On August 18, 1863, as Beauregard and his staff sought to strengthen inner harbor defenses, Lieutenant Colonel D. B. Harris, Chief Engineer, was directed to construct a new battery for “heavy guns” at the site of the old mortar battery on Mount Pleasant. This fortification was placed to cover the Hog Island Channel, the inner harbor, and the bridge leading to Sullivan’s Island. The battery was armed with two 8-inch Columbiads on barbette carriages and designed to include a powder magazine.
On August 29, 1863, Thomas Jordan, Beauregard’s Chief of Staff, issued Special Orders No. 167, which named the new Mount Pleasant battery as Battery Gary in honor of Captain John Gary, commander of Company A, Lucas Artillery Battalion. Gary was killed on August 13, 1863, while serving at Battery Wagner on Morris Island.

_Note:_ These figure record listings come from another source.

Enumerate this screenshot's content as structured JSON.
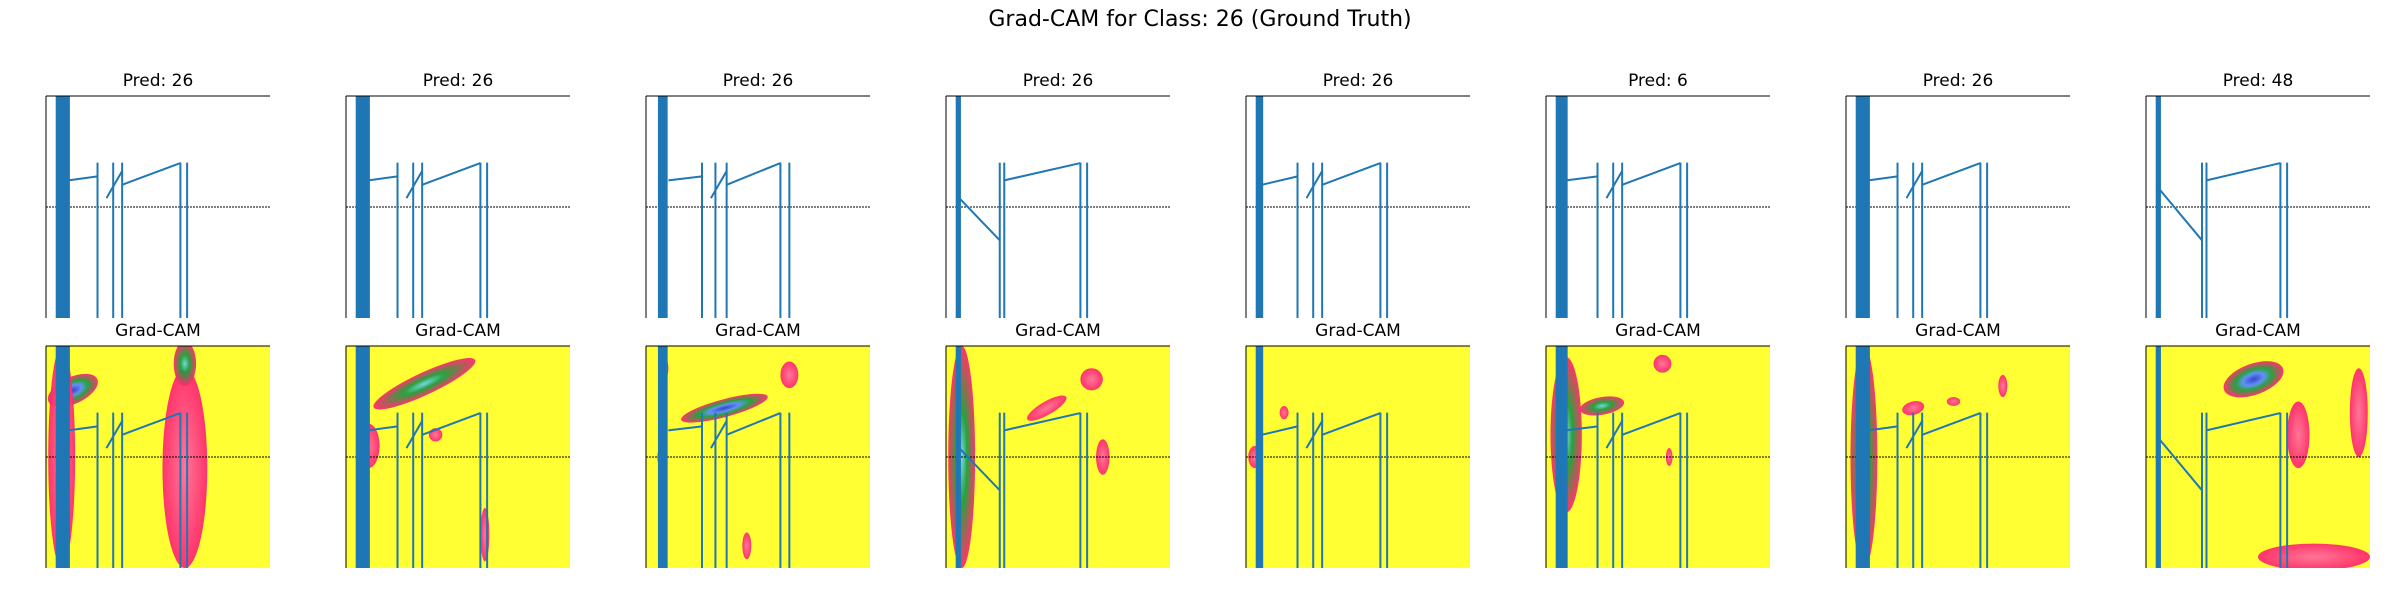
{
  "chart_data": {
    "type": "line",
    "title": "Grad-CAM for Class: 26 (Ground Truth)",
    "grid": false,
    "axes_visible": false,
    "panel_rows": [
      "prediction",
      "gradcam"
    ],
    "colors": {
      "signal": "#1f77b4",
      "baseline": "#000000",
      "heat_low": "#ffff33",
      "heat_mid": "#ff2a6d",
      "heat_high": "#2a3bd6",
      "heat_green": "#1b9e3e",
      "heat_cyan": "#6fd3e8"
    },
    "panels": [
      {
        "pred_title": "Pred: 26",
        "cam_title": "Grad-CAM",
        "signal": {
          "spikes": [
            0.05,
            0.06,
            0.07,
            0.08,
            0.09,
            0.1
          ],
          "ramps": [
            [
              0.1,
              0.38,
              0.23,
              0.48
            ],
            [
              0.27,
              0.46,
              0.34,
              0.52
            ],
            [
              0.34,
              0.4,
              0.6,
              0.58
            ]
          ],
          "drops": [
            0.23,
            0.3,
            0.34,
            0.6,
            0.63
          ],
          "baseline": 0.5
        },
        "cam_blobs": [
          {
            "cx": 0.12,
            "cy": 0.2,
            "rx": 0.12,
            "ry": 0.06,
            "level": "high",
            "rot": -25
          },
          {
            "cx": 0.07,
            "cy": 0.5,
            "rx": 0.06,
            "ry": 0.5,
            "level": "mid",
            "rot": 0
          },
          {
            "cx": 0.62,
            "cy": 0.55,
            "rx": 0.1,
            "ry": 0.45,
            "level": "mid",
            "rot": 0
          },
          {
            "cx": 0.62,
            "cy": 0.08,
            "rx": 0.05,
            "ry": 0.1,
            "level": "green",
            "rot": 0
          }
        ]
      },
      {
        "pred_title": "Pred: 26",
        "cam_title": "Grad-CAM",
        "signal": {
          "spikes": [
            0.05,
            0.06,
            0.07,
            0.08,
            0.09,
            0.1
          ],
          "ramps": [
            [
              0.1,
              0.38,
              0.23,
              0.48
            ],
            [
              0.27,
              0.46,
              0.34,
              0.52
            ],
            [
              0.34,
              0.4,
              0.6,
              0.58
            ]
          ],
          "drops": [
            0.23,
            0.3,
            0.34,
            0.6,
            0.63
          ],
          "baseline": 0.5
        },
        "cam_blobs": [
          {
            "cx": 0.35,
            "cy": 0.17,
            "rx": 0.25,
            "ry": 0.05,
            "level": "green",
            "rot": -25
          },
          {
            "cx": 0.1,
            "cy": 0.45,
            "rx": 0.05,
            "ry": 0.1,
            "level": "mid",
            "rot": 0
          },
          {
            "cx": 0.4,
            "cy": 0.4,
            "rx": 0.03,
            "ry": 0.03,
            "level": "mid",
            "rot": 0
          },
          {
            "cx": 0.62,
            "cy": 0.85,
            "rx": 0.02,
            "ry": 0.12,
            "level": "mid",
            "rot": 0
          }
        ]
      },
      {
        "pred_title": "Pred: 26",
        "cam_title": "Grad-CAM",
        "signal": {
          "spikes": [
            0.06,
            0.07,
            0.08,
            0.09
          ],
          "ramps": [
            [
              0.1,
              0.38,
              0.25,
              0.48
            ],
            [
              0.29,
              0.46,
              0.36,
              0.52
            ],
            [
              0.36,
              0.4,
              0.6,
              0.58
            ]
          ],
          "drops": [
            0.25,
            0.31,
            0.36,
            0.6,
            0.64
          ],
          "baseline": 0.5
        },
        "cam_blobs": [
          {
            "cx": 0.35,
            "cy": 0.28,
            "rx": 0.2,
            "ry": 0.04,
            "level": "high",
            "rot": -15
          },
          {
            "cx": 0.64,
            "cy": 0.13,
            "rx": 0.04,
            "ry": 0.06,
            "level": "mid",
            "rot": 0
          },
          {
            "cx": 0.08,
            "cy": 0.1,
            "rx": 0.02,
            "ry": 0.05,
            "level": "mid",
            "rot": 0
          },
          {
            "cx": 0.07,
            "cy": 0.5,
            "rx": 0.02,
            "ry": 0.04,
            "level": "mid",
            "rot": 0
          },
          {
            "cx": 0.45,
            "cy": 0.9,
            "rx": 0.02,
            "ry": 0.06,
            "level": "mid",
            "rot": 0
          }
        ]
      },
      {
        "pred_title": "Pred: 26",
        "cam_title": "Grad-CAM",
        "signal": {
          "spikes": [
            0.05,
            0.06
          ],
          "ramps": [
            [
              0.05,
              0.45,
              0.24,
              0.0
            ],
            [
              0.26,
              0.38,
              0.6,
              0.58
            ]
          ],
          "drops": [
            0.24,
            0.26,
            0.6,
            0.63
          ],
          "baseline": 0.5
        },
        "cam_blobs": [
          {
            "cx": 0.07,
            "cy": 0.5,
            "rx": 0.06,
            "ry": 0.5,
            "level": "green",
            "rot": 0
          },
          {
            "cx": 0.45,
            "cy": 0.28,
            "rx": 0.1,
            "ry": 0.03,
            "level": "mid",
            "rot": -30
          },
          {
            "cx": 0.65,
            "cy": 0.15,
            "rx": 0.05,
            "ry": 0.05,
            "level": "mid",
            "rot": 0
          },
          {
            "cx": 0.7,
            "cy": 0.5,
            "rx": 0.03,
            "ry": 0.08,
            "level": "mid",
            "rot": 0
          }
        ]
      },
      {
        "pred_title": "Pred: 26",
        "cam_title": "Grad-CAM",
        "signal": {
          "spikes": [
            0.05,
            0.06,
            0.07
          ],
          "ramps": [
            [
              0.07,
              0.4,
              0.23,
              0.48
            ],
            [
              0.27,
              0.46,
              0.34,
              0.52
            ],
            [
              0.34,
              0.4,
              0.6,
              0.58
            ]
          ],
          "drops": [
            0.23,
            0.3,
            0.34,
            0.6,
            0.63
          ],
          "baseline": 0.5
        },
        "cam_blobs": [
          {
            "cx": 0.04,
            "cy": 0.5,
            "rx": 0.03,
            "ry": 0.05,
            "level": "mid",
            "rot": 0
          },
          {
            "cx": 0.17,
            "cy": 0.3,
            "rx": 0.02,
            "ry": 0.03,
            "level": "mid",
            "rot": 0
          }
        ]
      },
      {
        "pred_title": "Pred: 6",
        "cam_title": "Grad-CAM",
        "signal": {
          "spikes": [
            0.05,
            0.06,
            0.07,
            0.08,
            0.09
          ],
          "ramps": [
            [
              0.09,
              0.38,
              0.23,
              0.48
            ],
            [
              0.27,
              0.46,
              0.34,
              0.52
            ],
            [
              0.34,
              0.4,
              0.6,
              0.58
            ]
          ],
          "drops": [
            0.23,
            0.3,
            0.34,
            0.6,
            0.63
          ],
          "baseline": 0.5
        },
        "cam_blobs": [
          {
            "cx": 0.09,
            "cy": 0.4,
            "rx": 0.07,
            "ry": 0.35,
            "level": "green",
            "rot": 0
          },
          {
            "cx": 0.25,
            "cy": 0.27,
            "rx": 0.1,
            "ry": 0.04,
            "level": "green",
            "rot": -10
          },
          {
            "cx": 0.52,
            "cy": 0.08,
            "rx": 0.04,
            "ry": 0.04,
            "level": "mid",
            "rot": 0
          },
          {
            "cx": 0.55,
            "cy": 0.5,
            "rx": 0.015,
            "ry": 0.04,
            "level": "mid",
            "rot": 0
          }
        ]
      },
      {
        "pred_title": "Pred: 26",
        "cam_title": "Grad-CAM",
        "signal": {
          "spikes": [
            0.05,
            0.06,
            0.07,
            0.08,
            0.09,
            0.1
          ],
          "ramps": [
            [
              0.1,
              0.38,
              0.23,
              0.48
            ],
            [
              0.27,
              0.46,
              0.34,
              0.52
            ],
            [
              0.34,
              0.4,
              0.6,
              0.58
            ]
          ],
          "drops": [
            0.23,
            0.3,
            0.34,
            0.6,
            0.63
          ],
          "baseline": 0.5
        },
        "cam_blobs": [
          {
            "cx": 0.08,
            "cy": 0.5,
            "rx": 0.06,
            "ry": 0.5,
            "level": "green",
            "rot": 0
          },
          {
            "cx": 0.3,
            "cy": 0.28,
            "rx": 0.05,
            "ry": 0.03,
            "level": "mid",
            "rot": -15
          },
          {
            "cx": 0.48,
            "cy": 0.25,
            "rx": 0.03,
            "ry": 0.02,
            "level": "mid",
            "rot": 0
          },
          {
            "cx": 0.7,
            "cy": 0.18,
            "rx": 0.02,
            "ry": 0.05,
            "level": "mid",
            "rot": 0
          }
        ]
      },
      {
        "pred_title": "Pred: 48",
        "cam_title": "Grad-CAM",
        "signal": {
          "spikes": [
            0.05,
            0.06
          ],
          "ramps": [
            [
              0.06,
              0.42,
              0.25,
              0.0
            ],
            [
              0.27,
              0.38,
              0.6,
              0.58
            ]
          ],
          "drops": [
            0.25,
            0.27,
            0.6,
            0.63
          ],
          "baseline": 0.5
        },
        "cam_blobs": [
          {
            "cx": 0.48,
            "cy": 0.15,
            "rx": 0.14,
            "ry": 0.07,
            "level": "high",
            "rot": -20
          },
          {
            "cx": 0.68,
            "cy": 0.4,
            "rx": 0.05,
            "ry": 0.15,
            "level": "mid",
            "rot": 0
          },
          {
            "cx": 0.75,
            "cy": 0.95,
            "rx": 0.25,
            "ry": 0.06,
            "level": "mid",
            "rot": 0
          },
          {
            "cx": 0.95,
            "cy": 0.3,
            "rx": 0.04,
            "ry": 0.2,
            "level": "mid",
            "rot": 0
          }
        ]
      }
    ]
  }
}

A report in April 1864 confirmed the placement of two 8-inch Columbiads at Battery Gary and listed the ammunition inventory as 286 8-inch shells, 57 8-inch shot, eight 8-inch grapeshot, and twenty-eight 8-inch canister shot.
Battery Gary was located at the end of present-day Schweers Lane, adjacent to Pitt Street. The battery was constructed in the same area as a Revolutionary War Patriot fortification. The battery is destroyed and the property today serves as a private residence.